In this activity, students investigate equilibrium of a rigid body by applying forces from 1, 2, 3 or 4 spring scales. As the students move the scales and change the forces they carry, the spring scale extensions allow them to see that the Principle of Concurrent forces is always satisfied (unless all of the forces are parallel).
By the end of the activity, students should be able to:
- Read the force in a spring scale
- Trace the line of action of spring scale forces on a large sheet of paper
- Convert those lines of action into vectors and add them graphically (or algebraically, if given supplementary instruction)
- Demonstrate that a single, non-zero force cannot act on a body
- Show that if 2 forces act they must be equal, opposite and collinear
- Illustrate by example, that if 2 or more forces act on a rigid body, their vector sum must be zero
- Demonstrate that the lines of action of any 3 non-parallel forces on a rigid body must cross at a common point (The Principle of Concurrent Forces)
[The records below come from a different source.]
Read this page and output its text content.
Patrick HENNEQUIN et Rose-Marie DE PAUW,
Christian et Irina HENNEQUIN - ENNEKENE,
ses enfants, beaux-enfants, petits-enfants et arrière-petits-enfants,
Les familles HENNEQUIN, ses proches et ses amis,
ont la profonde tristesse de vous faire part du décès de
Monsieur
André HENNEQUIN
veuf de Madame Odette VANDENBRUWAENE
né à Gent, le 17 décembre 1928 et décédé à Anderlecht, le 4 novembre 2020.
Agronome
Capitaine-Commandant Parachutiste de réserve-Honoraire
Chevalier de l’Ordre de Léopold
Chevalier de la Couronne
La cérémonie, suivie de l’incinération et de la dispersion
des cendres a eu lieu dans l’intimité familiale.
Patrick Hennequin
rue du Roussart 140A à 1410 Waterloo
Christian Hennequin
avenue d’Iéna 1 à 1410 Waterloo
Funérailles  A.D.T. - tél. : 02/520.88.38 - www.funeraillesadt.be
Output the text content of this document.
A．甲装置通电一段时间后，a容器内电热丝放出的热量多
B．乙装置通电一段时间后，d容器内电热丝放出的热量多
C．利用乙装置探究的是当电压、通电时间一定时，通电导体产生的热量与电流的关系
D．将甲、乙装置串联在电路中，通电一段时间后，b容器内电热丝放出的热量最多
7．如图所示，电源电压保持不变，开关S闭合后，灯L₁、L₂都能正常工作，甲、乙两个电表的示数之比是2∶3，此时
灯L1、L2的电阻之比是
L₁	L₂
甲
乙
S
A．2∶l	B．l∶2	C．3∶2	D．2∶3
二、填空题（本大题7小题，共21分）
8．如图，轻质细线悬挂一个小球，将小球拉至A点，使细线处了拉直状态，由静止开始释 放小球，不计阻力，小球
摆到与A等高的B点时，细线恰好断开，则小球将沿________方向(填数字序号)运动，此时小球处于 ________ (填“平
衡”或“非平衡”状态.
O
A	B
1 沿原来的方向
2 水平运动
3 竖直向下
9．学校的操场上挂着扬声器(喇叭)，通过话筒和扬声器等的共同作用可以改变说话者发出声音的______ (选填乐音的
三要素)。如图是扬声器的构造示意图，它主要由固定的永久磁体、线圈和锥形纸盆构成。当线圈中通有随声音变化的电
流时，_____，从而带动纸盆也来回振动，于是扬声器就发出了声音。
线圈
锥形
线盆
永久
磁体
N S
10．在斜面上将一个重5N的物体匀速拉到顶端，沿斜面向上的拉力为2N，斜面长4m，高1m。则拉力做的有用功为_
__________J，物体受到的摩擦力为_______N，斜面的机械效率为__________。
- By counter-example, demonstrate that the Principle of Concurrent Forces does not hold when more than 3 forces are applied to a rigid body
And, if the Contract was used,
- Discuss how contracts can facilitate attainment of collective goals
Tips for Using the Activity
Students should be encouraged to enjoy the Activity.
They should not be rushed or under pressure to obtain the “correct answer” or a high grade.
Instead, they should be encouraged to explore, and figure out how forces on a rigid body must interact for equilibrium to exist.
The equipment was designed to be simple and intuitive to operate, informative to the students, and durable.